An Unsupervised Approach to Derive Right Ventricular Pressure–Volume Loop Phenotypes in Pulmonary Hypertension
Nikita Sivakumar, Cindy Zhang, Connie Chang-Chien, Pan Gu, Yikun Li, Yi Yang, Darin Rosen, Tijana Tuhy, Ilton M. Cubero Salazar, Matthew Kauffman, Rachel L. Damico, Casey Overby Taylor, Joseph L. Greenstein, Steven Hsu, Paul M. Hassoun, Catherine E. Simpson
https://doi.org/10.1002/pul2.70057
Abstract
Although right ventricle (RV) dysfunction drives clinical worsening in pulmonary hypertension (PH), information about RV function has not been well integrated in PH risk assessment. The gold standard for assessing RV function and ventriculo-arterial coupling is the construction of multi-beat pressure–volume (PV) loops. PV loops are technically challenging to acquire and not feasible for routine clinical use. Therefore, we aimed to map standard clinically available measurements to emergent PV loop phenotypes. One hundred and one patients with suspected PH underwent right heart catheterization (RHC) with exercise, multi-beat PV loop measurement, and same-day cardiac magnetic resonance imaging (CMR).

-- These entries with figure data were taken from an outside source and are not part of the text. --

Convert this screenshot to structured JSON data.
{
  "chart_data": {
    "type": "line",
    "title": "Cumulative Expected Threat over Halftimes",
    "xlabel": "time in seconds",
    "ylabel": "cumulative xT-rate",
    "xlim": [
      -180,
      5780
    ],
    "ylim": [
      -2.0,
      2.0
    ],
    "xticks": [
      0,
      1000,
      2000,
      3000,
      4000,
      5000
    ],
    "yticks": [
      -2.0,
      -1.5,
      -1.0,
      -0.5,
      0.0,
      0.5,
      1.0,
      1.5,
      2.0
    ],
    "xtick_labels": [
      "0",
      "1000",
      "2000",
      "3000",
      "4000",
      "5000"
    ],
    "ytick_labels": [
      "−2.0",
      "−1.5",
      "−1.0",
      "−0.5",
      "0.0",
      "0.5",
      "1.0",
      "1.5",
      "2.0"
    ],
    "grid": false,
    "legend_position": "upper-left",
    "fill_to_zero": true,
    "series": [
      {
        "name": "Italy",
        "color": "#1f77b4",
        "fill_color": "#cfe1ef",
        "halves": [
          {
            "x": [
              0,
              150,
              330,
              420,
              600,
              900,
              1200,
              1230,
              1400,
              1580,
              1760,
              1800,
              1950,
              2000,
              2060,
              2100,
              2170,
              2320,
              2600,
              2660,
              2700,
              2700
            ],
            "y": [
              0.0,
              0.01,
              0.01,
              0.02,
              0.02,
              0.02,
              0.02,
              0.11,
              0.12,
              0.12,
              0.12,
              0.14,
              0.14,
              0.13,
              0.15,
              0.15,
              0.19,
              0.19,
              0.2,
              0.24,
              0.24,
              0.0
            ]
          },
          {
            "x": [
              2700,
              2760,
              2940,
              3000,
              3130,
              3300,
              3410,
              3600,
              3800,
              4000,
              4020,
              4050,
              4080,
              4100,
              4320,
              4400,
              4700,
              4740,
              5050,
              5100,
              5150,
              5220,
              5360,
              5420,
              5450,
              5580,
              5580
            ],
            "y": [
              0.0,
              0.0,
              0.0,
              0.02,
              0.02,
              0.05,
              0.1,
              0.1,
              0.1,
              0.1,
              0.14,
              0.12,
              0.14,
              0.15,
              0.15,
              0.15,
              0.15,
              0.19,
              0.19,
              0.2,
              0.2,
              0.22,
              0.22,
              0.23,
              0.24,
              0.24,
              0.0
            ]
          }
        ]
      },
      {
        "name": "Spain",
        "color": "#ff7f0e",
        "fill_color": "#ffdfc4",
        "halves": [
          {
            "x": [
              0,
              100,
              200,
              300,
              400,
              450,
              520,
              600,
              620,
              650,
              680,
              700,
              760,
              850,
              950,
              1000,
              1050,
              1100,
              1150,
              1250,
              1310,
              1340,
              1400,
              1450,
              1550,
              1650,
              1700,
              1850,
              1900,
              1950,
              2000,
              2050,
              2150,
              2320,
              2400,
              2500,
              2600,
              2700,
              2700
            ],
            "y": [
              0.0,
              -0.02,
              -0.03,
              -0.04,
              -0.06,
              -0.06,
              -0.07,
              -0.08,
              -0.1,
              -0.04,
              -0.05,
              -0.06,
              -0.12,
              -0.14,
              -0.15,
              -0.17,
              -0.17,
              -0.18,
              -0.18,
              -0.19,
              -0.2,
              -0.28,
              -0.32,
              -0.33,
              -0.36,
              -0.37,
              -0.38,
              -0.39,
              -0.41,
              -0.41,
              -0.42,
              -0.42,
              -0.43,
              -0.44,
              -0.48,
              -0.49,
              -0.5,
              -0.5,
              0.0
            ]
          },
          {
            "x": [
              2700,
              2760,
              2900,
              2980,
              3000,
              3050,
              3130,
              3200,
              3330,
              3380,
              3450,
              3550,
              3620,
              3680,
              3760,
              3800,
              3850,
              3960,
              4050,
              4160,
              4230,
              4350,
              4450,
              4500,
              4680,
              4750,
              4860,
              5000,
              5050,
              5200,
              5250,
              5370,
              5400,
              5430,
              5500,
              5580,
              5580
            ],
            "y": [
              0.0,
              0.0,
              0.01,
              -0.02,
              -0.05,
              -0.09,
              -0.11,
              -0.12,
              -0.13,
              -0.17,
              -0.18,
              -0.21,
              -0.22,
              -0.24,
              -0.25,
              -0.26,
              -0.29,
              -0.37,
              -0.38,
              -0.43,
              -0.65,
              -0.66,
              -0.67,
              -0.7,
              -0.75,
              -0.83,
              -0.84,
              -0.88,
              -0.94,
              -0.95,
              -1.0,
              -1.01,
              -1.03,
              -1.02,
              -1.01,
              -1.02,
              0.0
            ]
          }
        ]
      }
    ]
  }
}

We applied unsupervised k-means clustering on 10 PV loop metrics to obtain three patient groups with unique RV functional phenotypes and times to clinical worsening. We integrated RHC and CMR measurements to train a random forest classifier that predicts the PV loop patient group with high discrimination (AUC = 0.93). The most informative variable for PV loop phenotype prediction was exercise mean pulmonary arterial pressure (mPAP). Distinct and clinically meaningful PV loop phenotypes exist that can be predicted using clinically accessible hemodynamic and RV-centric measurements. Exercise mPAP may inform RV pressure–volume relationships.